Гермиона распахнула глаза — кусочки мозаики складывались воедино. Ее зрение прояснилось, и она взглянула на напавшего с ненавистью и презрением. Круглое лицо, слезящиеся глаза, не настолько крысиные черты, как в последнюю их встречу.

— Хвост, — прорычала она сквозь стиснутые зубы и ударила его свободной рукой, до крови расцарапывая ему щеку. Распахнув глаза, мужчина выпрямился, схватился за лицо и стал нервно возиться с палочкой.

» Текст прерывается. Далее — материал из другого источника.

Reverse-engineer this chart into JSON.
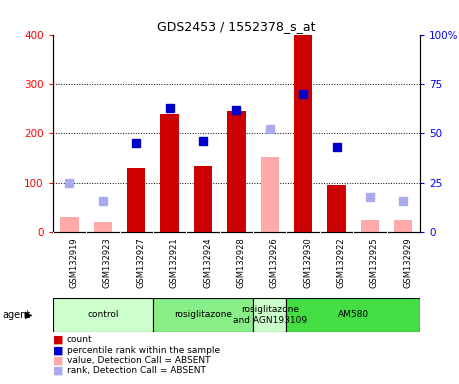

— Откуда ты… Ты кто? Плевать, — сказал он, прикусывая нижнюю губу и дрожащей рукой наставляя на нее палочку. — Остолбеней! — сказал он и промахнулся. Поразившись, что заклинание не сработало, что развернулся и побежал прочь, даже не предприняв второй попытки; он выбежал через входную дверь и трансгрессировал.

Гермиона сжала палочку и бросилась к лестнице, не обращая внимание на стук в голове и кружащуюся перед глазами комнату. Она преодолела две ступеньки, как вдруг услышала громкое: «Авада Кедавра!» — эхом разлетевшееся по дому, который тут же наполнился зеленым светом.

— Нет! — крикнула Гермиона, и в тот же момент начала обрушаться крыша. Кусок щебня ударил ее по голове, а остальные погребли под собой ее тело.

Перед тем, как потерять сознание, она услышала тихий плач младенца.